Nick Cave Plays the Shaman on 'Colbert' with "Rings of Saturn"

The 'Skeleton Tree' cut was translated into an eerie Lynchian ballad for the 'Late Show' performance.

"To see Nick Cave live is to see a rock star fulfilling his essential shamanic function, transporting self and audience to the beyond," Rajeev Balasubramanyam wrote in an essay at Noisey this past weekend. Cave's live performances capture the purpose of the rock star, Balasubramanyam wrote: outside of this realm, somewhere between myth and reality.

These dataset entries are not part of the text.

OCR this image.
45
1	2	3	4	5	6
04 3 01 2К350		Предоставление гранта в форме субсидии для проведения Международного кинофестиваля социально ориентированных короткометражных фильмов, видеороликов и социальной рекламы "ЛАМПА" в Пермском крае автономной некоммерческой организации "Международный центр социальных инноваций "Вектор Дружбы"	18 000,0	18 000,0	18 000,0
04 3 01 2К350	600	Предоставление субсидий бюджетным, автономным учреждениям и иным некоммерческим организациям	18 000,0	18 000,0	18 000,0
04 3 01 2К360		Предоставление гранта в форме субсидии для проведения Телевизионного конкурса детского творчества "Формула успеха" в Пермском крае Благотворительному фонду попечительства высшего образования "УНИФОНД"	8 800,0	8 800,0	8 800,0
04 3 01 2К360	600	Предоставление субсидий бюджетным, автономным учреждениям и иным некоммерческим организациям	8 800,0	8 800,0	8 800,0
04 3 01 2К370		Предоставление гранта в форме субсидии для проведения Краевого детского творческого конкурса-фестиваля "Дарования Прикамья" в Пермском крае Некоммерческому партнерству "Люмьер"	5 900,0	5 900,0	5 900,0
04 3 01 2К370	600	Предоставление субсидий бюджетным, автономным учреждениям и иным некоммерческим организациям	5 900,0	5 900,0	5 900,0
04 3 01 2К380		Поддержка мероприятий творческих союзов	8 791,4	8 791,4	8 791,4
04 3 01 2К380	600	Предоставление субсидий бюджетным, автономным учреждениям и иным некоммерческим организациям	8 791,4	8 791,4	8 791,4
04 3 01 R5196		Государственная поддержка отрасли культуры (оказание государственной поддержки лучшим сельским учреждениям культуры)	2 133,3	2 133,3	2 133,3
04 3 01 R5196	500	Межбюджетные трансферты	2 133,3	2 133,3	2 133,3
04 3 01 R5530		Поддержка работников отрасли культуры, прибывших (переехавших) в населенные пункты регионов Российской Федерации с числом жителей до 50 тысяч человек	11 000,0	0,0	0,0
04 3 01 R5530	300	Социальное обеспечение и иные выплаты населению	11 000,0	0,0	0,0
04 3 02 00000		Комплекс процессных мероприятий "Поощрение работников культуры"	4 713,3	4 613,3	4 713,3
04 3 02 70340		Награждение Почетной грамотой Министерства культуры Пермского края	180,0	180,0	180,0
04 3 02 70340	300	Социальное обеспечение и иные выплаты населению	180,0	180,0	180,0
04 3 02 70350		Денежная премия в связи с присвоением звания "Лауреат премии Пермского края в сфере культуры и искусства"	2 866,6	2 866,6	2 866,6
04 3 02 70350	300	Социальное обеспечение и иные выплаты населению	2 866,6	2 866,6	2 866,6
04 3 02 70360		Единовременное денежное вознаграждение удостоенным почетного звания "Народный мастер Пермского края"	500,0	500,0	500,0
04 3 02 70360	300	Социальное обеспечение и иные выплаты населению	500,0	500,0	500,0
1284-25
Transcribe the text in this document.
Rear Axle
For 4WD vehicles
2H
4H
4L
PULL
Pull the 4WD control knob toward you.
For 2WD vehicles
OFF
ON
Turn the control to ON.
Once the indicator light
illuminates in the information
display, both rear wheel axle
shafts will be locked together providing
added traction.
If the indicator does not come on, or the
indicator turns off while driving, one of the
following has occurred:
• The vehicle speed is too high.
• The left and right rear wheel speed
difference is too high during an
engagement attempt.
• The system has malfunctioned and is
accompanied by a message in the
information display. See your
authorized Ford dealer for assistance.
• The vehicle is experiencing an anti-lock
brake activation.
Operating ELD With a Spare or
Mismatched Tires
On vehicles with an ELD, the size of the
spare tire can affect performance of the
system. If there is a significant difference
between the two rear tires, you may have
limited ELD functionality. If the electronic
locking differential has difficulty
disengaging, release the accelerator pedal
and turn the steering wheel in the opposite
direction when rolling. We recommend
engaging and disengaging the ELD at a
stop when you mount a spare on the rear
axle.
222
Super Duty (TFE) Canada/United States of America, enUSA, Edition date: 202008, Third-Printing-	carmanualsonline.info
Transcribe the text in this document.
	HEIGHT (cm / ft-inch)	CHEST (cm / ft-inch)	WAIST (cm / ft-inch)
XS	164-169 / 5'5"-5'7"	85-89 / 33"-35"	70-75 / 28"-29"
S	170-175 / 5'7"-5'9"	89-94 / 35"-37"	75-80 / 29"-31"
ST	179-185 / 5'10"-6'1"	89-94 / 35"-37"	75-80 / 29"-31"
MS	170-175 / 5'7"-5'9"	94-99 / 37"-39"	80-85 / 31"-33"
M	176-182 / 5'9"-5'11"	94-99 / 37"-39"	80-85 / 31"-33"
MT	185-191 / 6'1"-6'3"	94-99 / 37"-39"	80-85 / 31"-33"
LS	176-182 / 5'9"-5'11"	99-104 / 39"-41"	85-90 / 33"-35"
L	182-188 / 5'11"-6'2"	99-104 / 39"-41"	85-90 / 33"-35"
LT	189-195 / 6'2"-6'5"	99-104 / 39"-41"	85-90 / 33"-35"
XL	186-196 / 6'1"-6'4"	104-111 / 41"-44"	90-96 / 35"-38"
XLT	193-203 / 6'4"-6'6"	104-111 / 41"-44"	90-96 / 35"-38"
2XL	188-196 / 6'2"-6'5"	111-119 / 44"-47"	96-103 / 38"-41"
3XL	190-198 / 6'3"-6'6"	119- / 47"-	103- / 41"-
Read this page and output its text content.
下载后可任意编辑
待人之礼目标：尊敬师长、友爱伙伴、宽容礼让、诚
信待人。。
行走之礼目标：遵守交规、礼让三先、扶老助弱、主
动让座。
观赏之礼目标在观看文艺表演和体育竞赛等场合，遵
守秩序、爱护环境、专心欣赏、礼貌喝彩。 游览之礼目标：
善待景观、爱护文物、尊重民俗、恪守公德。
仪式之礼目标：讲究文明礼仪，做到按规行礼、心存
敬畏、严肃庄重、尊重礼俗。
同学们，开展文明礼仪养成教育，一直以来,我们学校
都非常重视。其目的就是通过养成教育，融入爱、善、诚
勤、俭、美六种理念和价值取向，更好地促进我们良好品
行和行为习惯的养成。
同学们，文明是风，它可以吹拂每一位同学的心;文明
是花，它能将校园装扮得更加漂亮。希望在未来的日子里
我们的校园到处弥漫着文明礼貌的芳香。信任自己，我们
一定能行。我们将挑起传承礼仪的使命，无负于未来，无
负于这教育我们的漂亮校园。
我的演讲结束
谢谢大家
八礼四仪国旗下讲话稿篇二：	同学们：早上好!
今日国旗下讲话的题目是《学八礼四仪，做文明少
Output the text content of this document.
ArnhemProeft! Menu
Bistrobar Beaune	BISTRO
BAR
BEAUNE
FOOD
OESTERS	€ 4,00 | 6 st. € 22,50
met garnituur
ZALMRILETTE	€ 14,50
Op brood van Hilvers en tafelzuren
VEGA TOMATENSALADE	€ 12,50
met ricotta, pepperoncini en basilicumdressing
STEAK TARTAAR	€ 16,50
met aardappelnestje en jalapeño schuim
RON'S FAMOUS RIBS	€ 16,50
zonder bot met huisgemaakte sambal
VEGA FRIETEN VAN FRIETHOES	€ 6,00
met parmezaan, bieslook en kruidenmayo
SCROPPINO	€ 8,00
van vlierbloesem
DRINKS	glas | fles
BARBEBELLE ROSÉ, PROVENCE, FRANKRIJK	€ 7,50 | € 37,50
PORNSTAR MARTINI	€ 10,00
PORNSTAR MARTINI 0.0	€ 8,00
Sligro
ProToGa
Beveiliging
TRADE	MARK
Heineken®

That Cave can translate this shamanic sensibility to a performance on Late Night with Stephen Colbert is incredible in its own way. He performed Skeleton Tree cut "Rings of Saturn" as Colbert's musical guest last night and, even on a quarter of a computer screen, compressed onto YouTube, it was captivating. With the shimmering glitches of the studio version transposed into an uncanny, Lynchian ballad on screen, Cave's amelodic delivery is even more brutal and exhausting. His interaction with the microphone itself is a marvel—he approaches it first like he's battling a magnetic force, and then, in the second verse, as if it's a part of his right arm. It can be summed up by Cave's own line, delivered with his eyes down towards the Ed Sullivan floor: "And I'm there / And I'm not there."